As vozes que contestam um movimento de reparação pública a estas mulheres, tendem a proferir o que eu já estou bem farta de ouvir: que as vítimas não são vítimas. Tudo serve para justificar esta posição, ora porque as mulheres demoraram demasiado tempo para virem a público (demoraram 45 anos para verbalizar os horrores da guerra), ora porque as mulheres conforto, como prostitutas que eram, (supostamente) faziam dinheiro com isso. Parece-me que este cliché argumentativo está no meio de uma séria tensão diplomática que não só revela perspectivas ingénuas das formas da violência sexual em contexto de guerra, mas também revela os valores definidores de uma identidade colectiva e nacional. Um país como o Japão percebe o papel que teve no conflito armado, mas ainda existem realidades (verdades?) que ainda não foram integradas.

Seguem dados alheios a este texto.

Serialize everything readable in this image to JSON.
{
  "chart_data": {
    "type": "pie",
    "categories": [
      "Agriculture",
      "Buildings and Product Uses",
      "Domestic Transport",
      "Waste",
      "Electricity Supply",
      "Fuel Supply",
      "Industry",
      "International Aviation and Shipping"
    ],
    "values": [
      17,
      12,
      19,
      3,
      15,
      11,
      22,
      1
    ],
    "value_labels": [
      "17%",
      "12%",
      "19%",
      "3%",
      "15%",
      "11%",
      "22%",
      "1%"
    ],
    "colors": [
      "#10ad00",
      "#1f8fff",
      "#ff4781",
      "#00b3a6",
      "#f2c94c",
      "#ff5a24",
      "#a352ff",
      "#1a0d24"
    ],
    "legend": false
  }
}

Kim Bok-dong morreu sem ouvir o que queria ouvir. Houve várias tentativas de reparações entre o Japão e a Coreia, mas Bok-dong não acreditou serem verdadeiramente honestas. Ela dedicou a vida a contar a sua história e a denunciar a violência sexual em contexto de guerra por este mundo fora – e certamente que, com alegria, percebeu que muitas e muitos ainda estão dispostos a lutar pela sua causa.